この五分野は、現行の指針にある米軍への「便宜供与」をはるかに超え、地域紛争への日米共同対処という色彩が濃い。「危機発生前から危機終了後までの全段階」で日米が協力する枠組みをめざすとする報告の記述が、それを象徴する。
これらの協力とはどういうものか。朝鮮民主主義人民共和国(北朝鮮)の核開発疑惑で朝鮮半島が緊張した一昨年春、当時の羽田内閣が検討した時限有事立法や、統合幕僚会議が米側の要請を受けて行った米軍支援策の内部検討が手掛かりとなる。
統幕会議は、米軍の戦闘行動と一体の支援は憲法上難しいとし、自衛隊による米艦護衛や戦闘地域近くでの補給も違憲の疑いがあるとした。経済封鎖への参加や民間空港や港湾の提供、物品役務相互提供協定の有事への適用は不可能ではないとした。
東アジア地域の紛争を未然に防ぎ、また早期に終結させることに無関心であってはならない。けれども、そのための日本の役割が、有事に備えた対米軍事協力最優先であることには無理がある。
日米両政府は、この作業を憲法の枠内で行うとしている。しかし、具体的な検討対象のほとんどは、集団的自衛権の行使と海外での武力行使を禁じた憲法に抵触しかねない「灰色の領域」にある。むしろ、憲法そのものの解釈や運用の変更につながる可能性をはらむものだ。
だからこそ、今後の作業を通じて憲法の制約を尊重することはもちろん、重要な判断にかかわる情報を国民に公開し、その意思をくみとる必要がある。
指針の見直しは、東アジアのみならず、中東地域までを含めた対米協力の枠組みを完成させるものともなるだろう。実際、先のイラク攻撃には、横須賀を事実上の母港とする艦艇も参加した。

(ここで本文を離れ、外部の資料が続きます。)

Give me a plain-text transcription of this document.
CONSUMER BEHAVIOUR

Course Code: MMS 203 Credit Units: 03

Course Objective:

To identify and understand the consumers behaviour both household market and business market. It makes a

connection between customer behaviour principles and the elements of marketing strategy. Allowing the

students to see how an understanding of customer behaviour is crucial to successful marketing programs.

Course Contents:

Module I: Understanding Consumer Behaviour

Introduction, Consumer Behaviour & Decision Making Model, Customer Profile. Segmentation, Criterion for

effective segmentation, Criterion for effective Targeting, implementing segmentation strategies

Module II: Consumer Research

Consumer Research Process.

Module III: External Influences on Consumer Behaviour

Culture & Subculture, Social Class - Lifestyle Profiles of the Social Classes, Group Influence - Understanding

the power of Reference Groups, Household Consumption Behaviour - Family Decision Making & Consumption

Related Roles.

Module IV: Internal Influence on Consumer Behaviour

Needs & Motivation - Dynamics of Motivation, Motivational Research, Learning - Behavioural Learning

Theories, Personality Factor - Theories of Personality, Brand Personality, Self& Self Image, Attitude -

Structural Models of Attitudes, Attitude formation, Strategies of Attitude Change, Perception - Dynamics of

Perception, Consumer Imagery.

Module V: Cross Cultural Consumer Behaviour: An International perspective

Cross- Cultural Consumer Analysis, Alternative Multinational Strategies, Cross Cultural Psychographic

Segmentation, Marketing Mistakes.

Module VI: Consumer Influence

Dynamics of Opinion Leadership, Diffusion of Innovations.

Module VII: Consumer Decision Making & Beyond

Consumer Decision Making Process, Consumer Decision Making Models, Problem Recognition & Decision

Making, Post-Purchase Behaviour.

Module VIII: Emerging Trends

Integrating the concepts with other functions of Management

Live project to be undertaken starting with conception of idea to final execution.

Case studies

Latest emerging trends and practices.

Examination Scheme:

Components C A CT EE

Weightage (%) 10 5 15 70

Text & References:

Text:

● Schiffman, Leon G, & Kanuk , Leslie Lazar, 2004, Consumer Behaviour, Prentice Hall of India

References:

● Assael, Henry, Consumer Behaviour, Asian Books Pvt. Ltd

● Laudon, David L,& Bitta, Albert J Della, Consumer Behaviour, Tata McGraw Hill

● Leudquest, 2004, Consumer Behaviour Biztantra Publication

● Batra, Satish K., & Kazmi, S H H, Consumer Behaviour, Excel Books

だが、今回の攻撃が米国の孤立を招いたように、日本の支援を受けた米国の行動が常に国際的な支持を得るわけではない。どのような、どこまでの対米協力が日本の利益にかなうものかを冷静に判断する姿勢が、指針見直しには不可欠なのだ。
結論は、一年後をめどにまとめられる。これからの作業は、総選挙後に誕生する新政権の手にゆだねられる。
国の針路を変えることにもつながる課題である。選挙を通じて民意を反映できるように、有権者に選択肢を明示する責任が各政党にはある。